Le satellite de télécoms militaires Syracuse 4A lancé dans la plus grande discrétion

Lancé dans la plus grande discrétion (trop ?), le satellite de télécoms militaires Syracuse 4A "va considérablement accroître les capacités des armées et permettre à la France de disposer d'une plus grande autonomie de décision et d'action". Les forces armées bénéficieront d'un débit trois fois plus élevé, une résistance aux menaces les plus avancées et une grande flexibilité d'emploi.
Michel Cabirol
(Crédits : Ministère des Armées)

Pourquoi mystérieusement le ministère des Armées a été aussi discret avant le lancement du satellite de télécoms militaires Syracuse 4A à Kourou ce dimanche alors qu'il avait été extrêmement communicant pour la précédente génération Syracuse III ? Pourquoi a-t-il imposé un quasi-blackout sur ce nouveau système onéreux mais légitime (3,6 milliards d'euros au total), qui prévoit progressivement le renouvellement complet des satellites et des stations sol déployés dans le cadre de Syracuse III ? Tout était pourtant réuni pour "célébrer" un nouvel outil militaire performant (une constellation de trois satellites)  participant à la souveraineté de la France et s'inscrivant pleinement dans la stratégie spatiale voulue par Emmanuel Macron dans le domaine de la défense. Conçu et fabriqué sous la maîtrise d'oeuvre de Thales Alenia Space, ce programme utilise des technologies souveraines principalement développées et produites en France (processeur numérique, durcissement aux agressions, surveillance spatiale...). Incompréhensible.
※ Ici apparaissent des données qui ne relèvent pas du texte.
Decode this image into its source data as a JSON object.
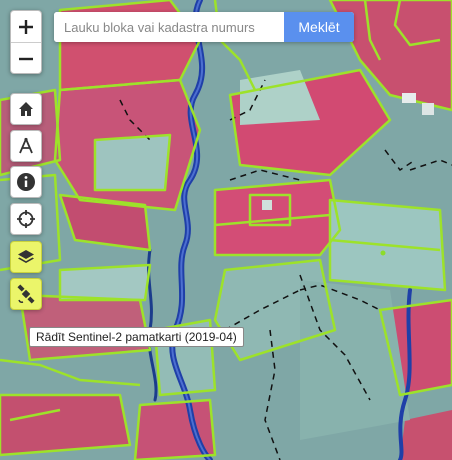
{
  "search": {
    "placeholder": "Lauku bloka vai kadastra numurs",
    "button_label": "Meklēt"
  },
  "zoom": {
    "in_icon": "plus-icon",
    "out_icon": "minus-icon"
  },
  "tools": [
    {
      "icon": "home-icon",
      "active": false
    },
    {
      "icon": "measure-compass-icon",
      "active": false
    },
    {
      "icon": "info-icon",
      "active": false
    },
    {
      "icon": "locate-crosshair-icon",
      "active": false
    },
    {
      "icon": "layers-icon",
      "active": true
    },
    {
      "icon": "satellite-icon",
      "active": true
    }
  ],
  "tooltip": {
    "text": "Rādīt Sentinel-2 pamatkarti (2019-04)"
  },
  "colors": {
    "parcel_outline": "#9de22a",
    "river": "#1f3fa8",
    "field_red": "#d24a72",
    "field_teal": "#8fb8b3",
    "accent_button": "#5a90ee",
    "active_tool": "#ebf56a"
  }
}
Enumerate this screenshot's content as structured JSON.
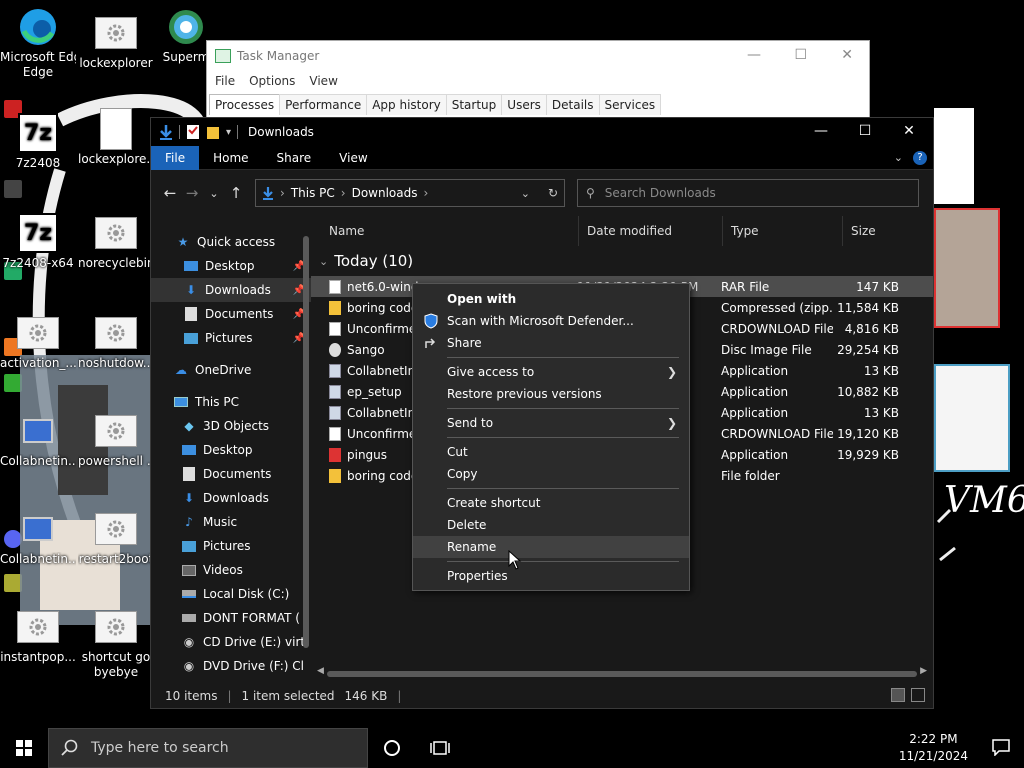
{
  "desktop": {
    "icons": [
      {
        "label": "Microsoft Edge",
        "label2": ""
      },
      {
        "label": "lockexplorer",
        "label2": ""
      },
      {
        "label": "Superm",
        "label2": ""
      },
      {
        "label": "7z2408",
        "label2": ""
      },
      {
        "label": "lockexplore...",
        "label2": ""
      },
      {
        "label": "7z2408-x64",
        "label2": ""
      },
      {
        "label": "norecyclebin",
        "label2": ""
      },
      {
        "label": "activation_...",
        "label2": ""
      },
      {
        "label": "noshutdow...",
        "label2": ""
      },
      {
        "label": "Collabnetin...",
        "label2": ""
      },
      {
        "label": "powershell ...",
        "label2": ""
      },
      {
        "label": "Collabnetin...",
        "label2": ""
      },
      {
        "label": "restart2boot",
        "label2": ""
      },
      {
        "label": "instantpop...",
        "label2": ""
      },
      {
        "label": "shortcut go",
        "label2": "byebye"
      }
    ],
    "scribble_text": "VM6"
  },
  "task_manager": {
    "title": "Task Manager",
    "menu": [
      "File",
      "Options",
      "View"
    ],
    "tabs": [
      "Processes",
      "Performance",
      "App history",
      "Startup",
      "Users",
      "Details",
      "Services"
    ],
    "active_tab": "Processes"
  },
  "explorer": {
    "title": "Downloads",
    "ribbon_tabs": [
      "File",
      "Home",
      "Share",
      "View"
    ],
    "address": {
      "crumbs": [
        "This PC",
        "Downloads"
      ]
    },
    "search_placeholder": "Search Downloads",
    "nav": {
      "quick_access": "Quick access",
      "quick_items": [
        "Desktop",
        "Downloads",
        "Documents",
        "Pictures"
      ],
      "onedrive": "OneDrive",
      "this_pc": "This PC",
      "pc_items": [
        "3D Objects",
        "Desktop",
        "Documents",
        "Downloads",
        "Music",
        "Pictures",
        "Videos",
        "Local Disk (C:)",
        "DONT FORMAT (",
        "CD Drive (E:) virt",
        "DVD Drive (F:) Cl"
      ]
    },
    "columns": {
      "name": "Name",
      "date": "Date modified",
      "type": "Type",
      "size": "Size"
    },
    "group": "Today (10)",
    "files": [
      {
        "name": "net6.0-windows.rar",
        "date": "11/21/2024 2:20 PM",
        "type": "RAR File",
        "size": "147 KB",
        "icon": "file-icon"
      },
      {
        "name": "boring code",
        "date": "",
        "type": "Compressed (zipp...",
        "size": "11,584 KB",
        "icon": "zip-folder-icon"
      },
      {
        "name": "Unconfirmed",
        "date": "",
        "type": "CRDOWNLOAD File",
        "size": "4,816 KB",
        "icon": "file-icon"
      },
      {
        "name": "Sango",
        "date": "",
        "type": "Disc Image File",
        "size": "29,254 KB",
        "icon": "disc-image-icon"
      },
      {
        "name": "CollabnetIns",
        "date": "",
        "type": "Application",
        "size": "13 KB",
        "icon": "app-icon"
      },
      {
        "name": "ep_setup",
        "date": "",
        "type": "Application",
        "size": "10,882 KB",
        "icon": "app-icon"
      },
      {
        "name": "CollabnetIns",
        "date": "M",
        "type": "Application",
        "size": "13 KB",
        "icon": "app-icon"
      },
      {
        "name": "Unconfirme",
        "date": "M",
        "type": "CRDOWNLOAD File",
        "size": "19,120 KB",
        "icon": "file-icon"
      },
      {
        "name": "pingus",
        "date": "M",
        "type": "Application",
        "size": "19,929 KB",
        "icon": "app-red-icon"
      },
      {
        "name": "boring code",
        "date": "",
        "type": "File folder",
        "size": "",
        "icon": "folder-icon"
      }
    ],
    "status": {
      "items": "10 items",
      "selected": "1 item selected",
      "size": "146 KB"
    }
  },
  "context_menu": {
    "items": [
      {
        "label": "Open with",
        "bold": true
      },
      {
        "label": "Scan with Microsoft Defender...",
        "icon": "shield-icon"
      },
      {
        "label": "Share",
        "icon": "share-icon"
      },
      {
        "label": "Give access to",
        "submenu": true
      },
      {
        "label": "Restore previous versions"
      },
      {
        "label": "Send to",
        "submenu": true
      },
      {
        "label": "Cut"
      },
      {
        "label": "Copy"
      },
      {
        "label": "Create shortcut"
      },
      {
        "label": "Delete"
      },
      {
        "label": "Rename"
      },
      {
        "label": "Properties"
      }
    ],
    "hovered": "Rename"
  },
  "taskbar": {
    "search_placeholder": "Type here to search",
    "time": "2:22 PM",
    "date": "11/21/2024"
  },
  "colors": {
    "accent": "#1a63b8",
    "explorer_bg": "#191919",
    "menu_bg": "#2b2b2b",
    "selection": "#4d4d4d"
  }
}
Faire face à l'explosion des besoins de data

Selon un communiqué et un dossier de presse du ministère des Armées publiés à l'issue du succès du vol d'Ariane 5, Syracuse 4A, programmé initialement pour un lancement fin 2020, "va considérablement accroître les capacités des armées et permettre à la France de disposer d'une plus grande autonomie de décision et d'action". Les forces armées bénéficieront d'un débit trois fois plus élevé, une résistance aux menaces les plus avancées et une grande flexibilité d'emploi. Il offrira une capacité de communications à très haut débit et à très longue distance. Comment ? C'est l'utilisation de deux bandes de fréquence (bandes X et bande Ka), qui offre une bande passante élargie et ainsi un débit beaucoup plus important (environ 1,5 Gigabit/seconde par satellite).

Pourquoi les armées ont-elles un besoin accu de capacités ? Car l'information est primordiale sur les théâtres d'opération pour les militaires. Et le nouveau système de télécoms militaires de la France Syracuse IV permettra de faire face à l'explosion de besoins en termes de datas dans les armées, qui a été constatée par Florence Parly. La ministre des Armées avait annoncé dans le cadre de la loi de programmation militaire (LPM) la construction d'un troisième satellite, qui n'a pas été encore commandé. La notification de ce contrat avait été prévu pour 2023 pour un lancement en 2028 mais le ministère est aujourd'hui plus flou, évoquant une commande d'ici à 2025. Le lancement de Syracuse 4B est programmé pour 2022. Les deux premiers satellites avaient été commandés en 2015. Équipé de moteurs électriques, Syracuse 4A, dont la durée de vie est estimée à 15 ans, sera pleinement qualifié dans neuf mois, dont sept mois pour rejoindre son orbite. Ainis, dans le cadre du développement de ce programme Syracuse, la première filière française de moteurs à propulsion électrique (PPS 5000) a vu le jour, avec Safran comme tête de file, ainsi que Saft (batteries).

Les armées, dont les équipements sont de plus en plus interconnectés dont ceux notamment de l'armée de terre avec le programme Scorpion (renouvellement des blindés), ont un besoin accru de capacités de communications : les véhicules Griffon et Serval, les frégates FREMM et FDI, les sous-marins de la classe Barracuda, les avions-ravitailleurs MRTT Phénix, les patrouilleurs de haute mer... Dans l'armée de terre, le déploiement est massif : 4 à 5 fois plus de véhicules seront dotés de stations modernisées. Ainsi, la nouvelle génération Syracuse avec son segment sol (400 stations sol plus puissantes, mobiles et compatibles avec les satellites Syracuse III) va donc pouvoir absorber cette hausse de capacités. Notamment, il permettra au ministère d'être au rendez-vous capacitaire du Rafale F4, qui devrait être qualifié en 2023. Ce nouveau standard fait entrer le programme Rafale, qui aura un besoin accru de communications satellitaires, plus encore dans l'ère de la data.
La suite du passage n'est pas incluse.